Week 2: Morgan

My research is on human trafficking in the United States, with a specific focus on either just PA, or at the very least the east coast. Most people don’t realize that human trafficking is an issue in the US; they think it only happens in third-world countries. I want to bring awareness to the fact that it does, indeed, happen right here in our country, under our noses.

The audience for my project is the general public. I want to provide a website where they are able to see the facts about human trafficking and just how prevalent of an issue it is, as well as show them what they can do to help combat it. My research questions, to be more specific, are what does human trafficking look like in our area, and what can we do to stop it?

I hope to create a site that includes data about the kind of people that are affected by human trafficking, because it really can be anyone. This would include statistics about the gender, age, nationality, and economic status of the individuals, to name a few categories. I also want to have an interactive heat map showing the amount of human trafficking cases that were reported in each state in 2018. I think it would be important for it to be interactive so people visiting my sight will be more engaged and get more from the information. Having a map of the US will also, I hope, hit a nerve with people when they realise that there are reports of human trafficking no matter where they are from. There will also be a page with either video or audio interviews, or both, with various people somehow involved with human trafficking. A given person might be a nurse at the hospital who teaches courses to other nurses on how to recognize signs of human trafficking in patients that come into the ER, or a volunteer with an organization that helps combat human trafficking, or possibly even a person who has experienced trafficking themselves.
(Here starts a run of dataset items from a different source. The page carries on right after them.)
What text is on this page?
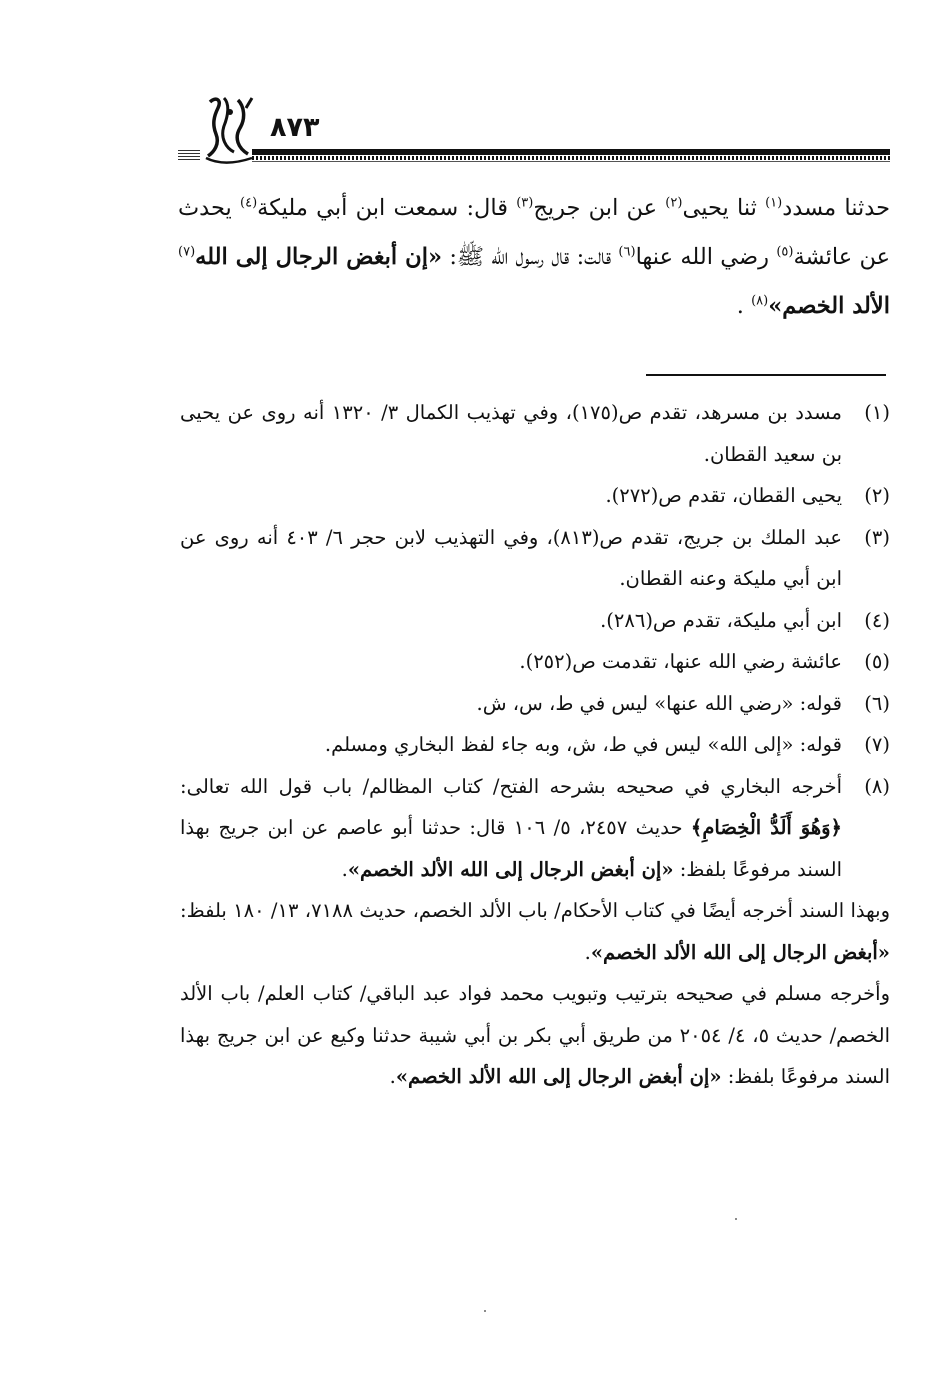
٨٧٣
حدثنا مسدد$^{(١)}$ ثنا يحيى$^{(٢)}$ عن ابن جريج$^{(٣)}$ قال: سمعت ابن أبي مليكة$^{(٤)}$ يحدث عن عائشة$^{(٥)}$ رضي الله عنها$^{(٦)}$ قالت: قال رسول الله ﷺ: «إن أبغض الرجال إلى الله$^{(٧)}$ الألد الخصم»$^{(٨)}$ .
(١)
مسدد بن مسرهد، تقدم ص(١٧٥)، وفي تهذيب الكمال ٣/ ١٣٢٠ أنه روى عن يحيى بن سعيد القطان.
(٢)
يحيى القطان، تقدم ص(٢٧٢).
(٣)
عبد الملك بن جريج، تقدم ص(٨١٣)، وفي التهذيب لابن حجر ٦/ ٤٠٣ أنه روى عن ابن أبي مليكة وعنه القطان.
(٤)
ابن أبي مليكة، تقدم ص(٢٨٦).
(٥)
عائشة رضي الله عنها، تقدمت ص(٢٥٢).
(٦)
قوله: «رضي الله عنها» ليس في ط، س، ش.
(٧)
قوله: «إلى الله» ليس في ط، ش، وبه جاء لفظ البخاري ومسلم.
(٨)
أخرجه البخاري في صحيحه بشرحه الفتح/ كتاب المظالم/ باب قول الله تعالى: ﴿وَهُوَ أَلَدُّ الْخِصَامِ﴾ حديث ٢٤٥٧، ٥/ ١٠٦ قال: حدثنا أبو عاصم عن ابن جريج بهذا السند مرفوعًا بلفظ: «إن أبغض الرجال إلى الله الألد الخصم».
وبهذا السند أخرجه أيضًا في كتاب الأحكام/ باب الألد الخصم، حديث ٧١٨٨، ١٣/ ١٨٠ بلفظ: «أبغض الرجال إلى الله الألد الخصم».
وأخرجه مسلم في صحيحه بترتيب وتبويب محمد فواد عبد الباقي/ كتاب العلم/ باب الألد الخصم/ حديث ٥، ٤/ ٢٠٥٤ من طريق أبي بكر بن أبي شيبة حدثنا وكيع عن ابن جريج بهذا السند مرفوعًا بلفظ: «إن أبغض الرجال إلى الله الألد الخصم».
I believe these interviews will be very important because in a way it makes this information I am presenting “more real”. Seeing and listening to a person talk about something that is so delicate of a topic will help my audience to feel a connection to what I’m presenting them, rather that just be an observer viewing facts.

One project I found that is not the same topic but is similar is one called The Broken Paths of Freedom completed by Daryle Williams at Stanford University. This project is about the geographies of enslavement, emancipation, and liberty traversed by Free Africans. It includes a lot of background on the information as well as visualizations and maps of the events taking place and exactly where, as well as the paths that were taken by various individuals. Now this is not the same topic; I am focusing on modern day slavery in America, verses this project’s 17th century slavery in the Brazilian empire, but I still feel like the basic skeleton of the project is very similar to mine.
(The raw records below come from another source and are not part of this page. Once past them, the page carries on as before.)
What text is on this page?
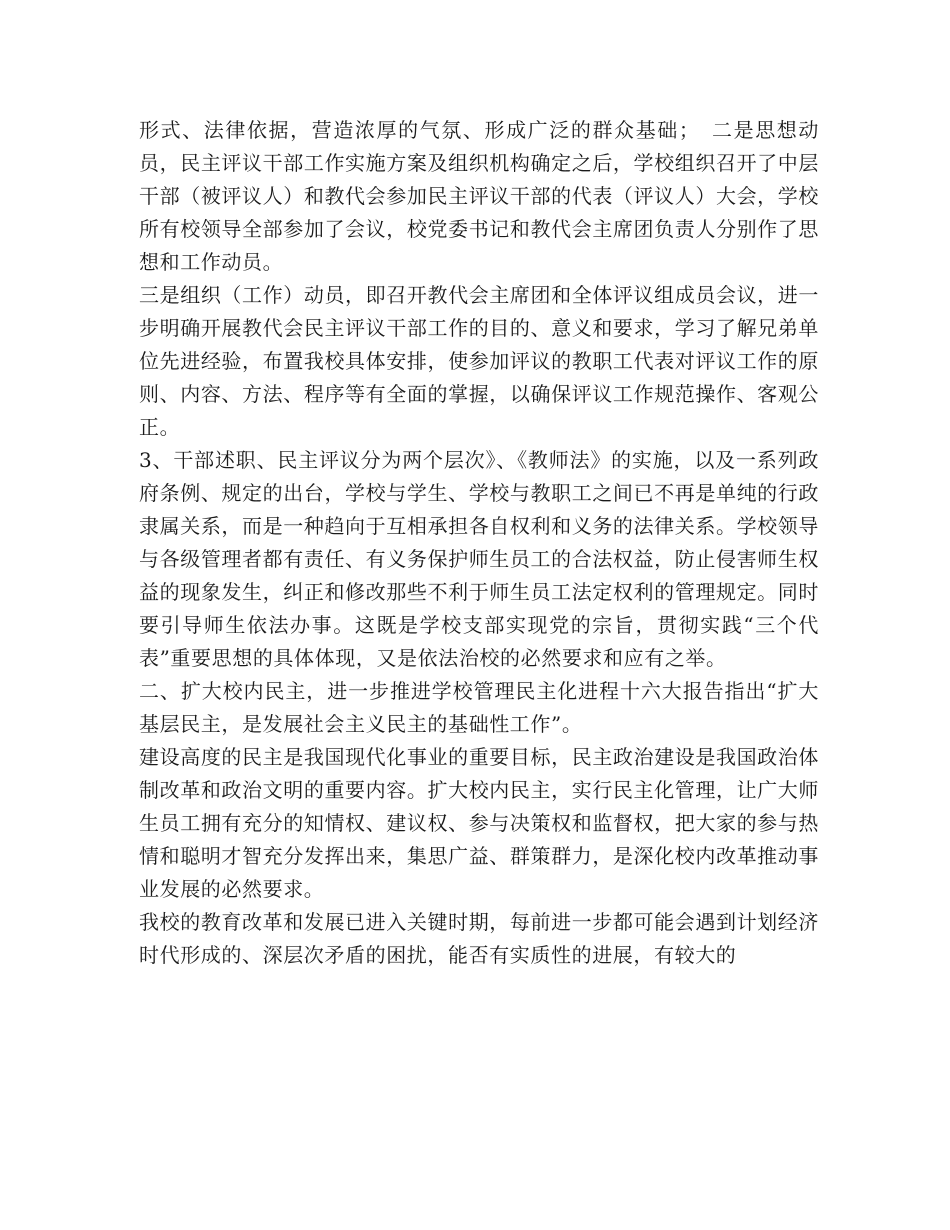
形式、法律依据，营造浓厚的气氛、形成广泛的群众基础；　二是思想动员，民主评议干部工作实施方案及组织机构确定之后，学校组织召开了中层干部（被评议人）和教代会参加民主评议干部的代表（评议人）大会，学校所有校领导全部参加了会议，校党委书记和教代会主席团负责人分别作了思想和工作动员。

三是组织（工作）动员，即召开教代会主席团和全体评议组成员会议，进一步明确开展教代会民主评议干部工作的目的、意义和要求，学习了解兄弟单位先进经验，布置我校具体安排，使参加评议的教职工代表对评议工作的原则、内容、方法、程序等有全面的掌握，以确保评议工作规范操作、客观公正。

3、干部述职、民主评议分为两个层次》、《教师法》的实施，以及一系列政府条例、规定的出台，学校与学生、学校与教职工之间已不再是单纯的行政隶属关系，而是一种趋向于互相承担各自权利和义务的法律关系。学校领导与各级管理者都有责任、有义务保护师生员工的合法权益，防止侵害师生权益的现象发生，纠正和修改那些不利于师生员工法定权利的管理规定。同时要引导师生依法办事。这既是学校支部实现党的宗旨，贯彻实践“三个代表”重要思想的具体体现，又是依法治校的必然要求和应有之举。

二、扩大校内民主，进一步推进学校管理民主化进程十六大报告指出“扩大基层民主，是发展社会主义民主的基础性工作”。

建设高度的民主是我国现代化事业的重要目标，民主政治建设是我国政治体制改革和政治文明的重要内容。扩大校内民主，实行民主化管理，让广大师生员工拥有充分的知情权、建议权、参与决策权和监督权，把大家的参与热情和聪明才智充分发挥出来，集思广益、群策群力，是深化校内改革推动事业发展的必然要求。

我校的教育改革和发展已进入关键时期，每前进一步都可能会遇到计划经济时代形成的、深层次矛盾的困扰，能否有实质性的进展，有较大的
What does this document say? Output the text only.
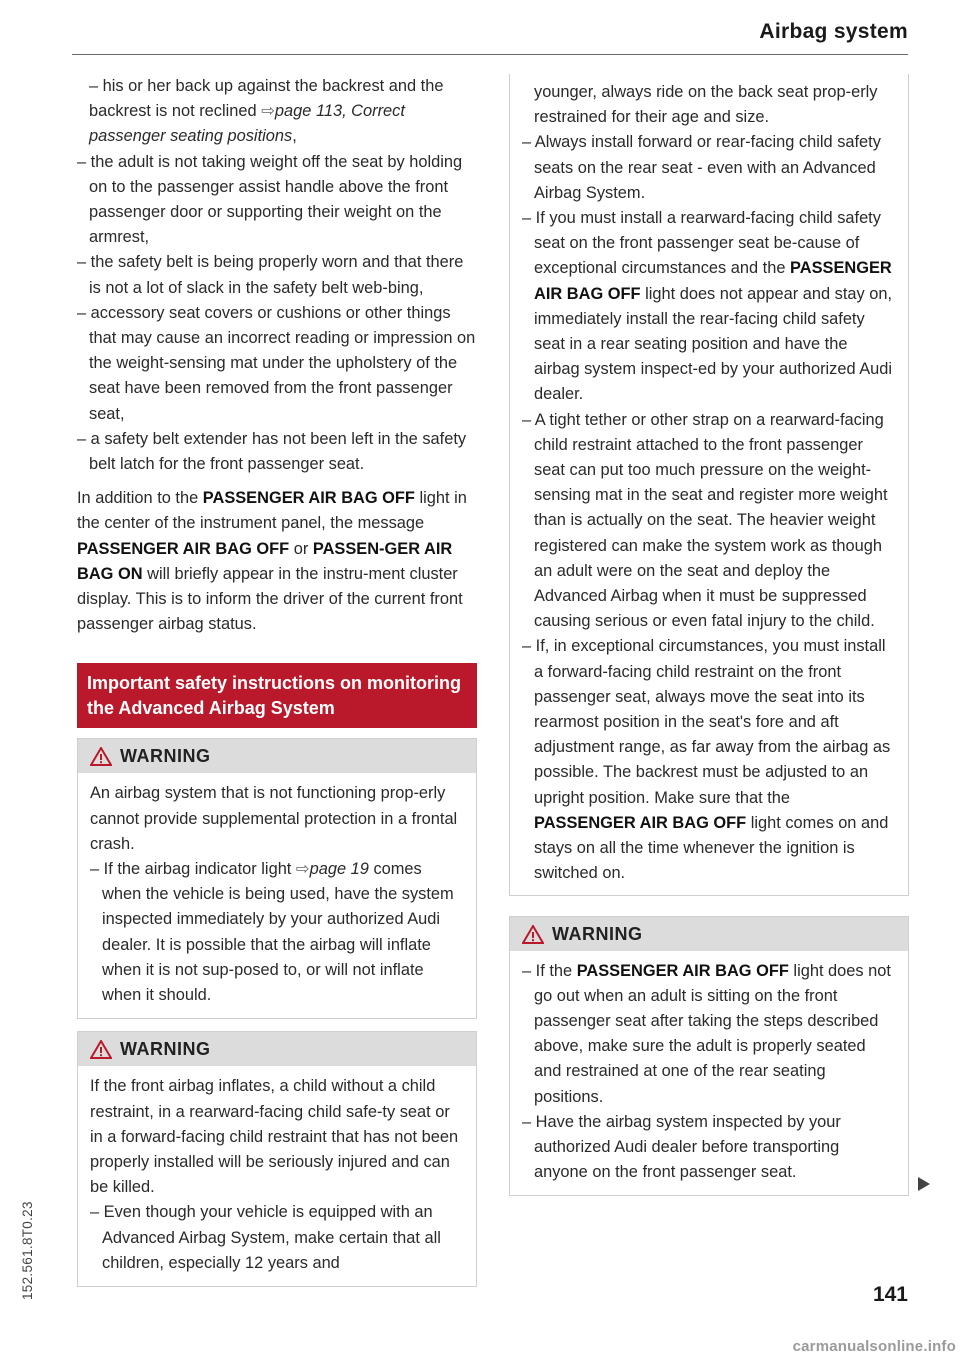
Airbag system

– his or her back up against the backrest and the backrest is not reclined ⇨page 113, Correct passenger seating positions,

– the adult is not taking weight off the seat by holding on to the passenger assist handle above the front passenger door or supporting their weight on the armrest,

– the safety belt is being properly worn and that there is not a lot of slack in the safety belt web-bing,

– accessory seat covers or cushions or other things that may cause an incorrect reading or impression on the weight-sensing mat under the upholstery of the seat have been removed from the front passenger seat,

– a safety belt extender has not been left in the safety belt latch for the front passenger seat.

In addition to the PASSENGER AIR BAG OFF light in the center of the instrument panel, the message PASSENGER AIR BAG OFF or PASSEN-GER AIR BAG ON will briefly appear in the instru-ment cluster display. This is to inform the driver of the current front passenger airbag status.

Important safety instructions on monitoring the Advanced Airbag System
WARNING

An airbag system that is not functioning prop-erly cannot provide supplemental protection in a frontal crash.

– If the airbag indicator light ⇨page 19 comes when the vehicle is being used, have the system inspected immediately by your authorized Audi dealer. It is possible that the airbag will inflate when it is not sup-posed to, or will not inflate when it should.

WARNING

If the front airbag inflates, a child without a child restraint, in a rearward-facing child safe-ty seat or in a forward-facing child restraint that has not been properly installed will be seriously injured and can be killed.

– Even though your vehicle is equipped with an Advanced Airbag System, make certain that all children, especially 12 years and

younger, always ride on the back seat prop-erly restrained for their age and size.

– Always install forward or rear-facing child safety seats on the rear seat - even with an Advanced Airbag System.

– If you must install a rearward-facing child safety seat on the front passenger seat be-cause of exceptional circumstances and the PASSENGER AIR BAG OFF light does not appear and stay on, immediately install the rear-facing child safety seat in a rear seating position and have the airbag system inspect-ed by your authorized Audi dealer.

– A tight tether or other strap on a rearward-facing child restraint attached to the front passenger seat can put too much pressure on the weight-sensing mat in the seat and register more weight than is actually on the seat. The heavier weight registered can make the system work as though an adult were on the seat and deploy the Advanced Airbag when it must be suppressed causing serious or even fatal injury to the child.

– If, in exceptional circumstances, you must install a forward-facing child restraint on the front passenger seat, always move the seat into its rearmost position in the seat's fore and aft adjustment range, as far away from the airbag as possible. The backrest must be adjusted to an upright position. Make sure that the PASSENGER AIR BAG OFF light comes on and stays on all the time whenever the ignition is switched on.

WARNING

– If the PASSENGER AIR BAG OFF light does not go out when an adult is sitting on the front passenger seat after taking the steps described above, make sure the adult is properly seated and restrained at one of the rear seating positions.

– Have the airbag system inspected by your authorized Audi dealer before transporting anyone on the front passenger seat.

152.561.8T0.23	141
carmanualsonline.info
Another project that I found that had the same topic was done by Erin Campbell, a senior at MSU. At the end of a semester-long internship with their Digital Scholarship Lab, she decided to do research on human trafficking. Her project, however was an event rather than a website. This event included a panel of people that worked with organizations that combat human trafficking as well as a virtual reality performance in the lab’s 360-degree visualization room depicting various scenarios people might find themselves in when being trafficked. Other than the very obvious contrasting nature of her final project and my desired final project, this project is very similar to mine in that we both want to connect with people who have made differences in this issue and present our information in captivating ways. I plan to take my research further by creating a source that people will be able to look at and refer to no matter when/where they are. I want my audience to not just see the dramatized version of things, but also be able to look at the data for themselves.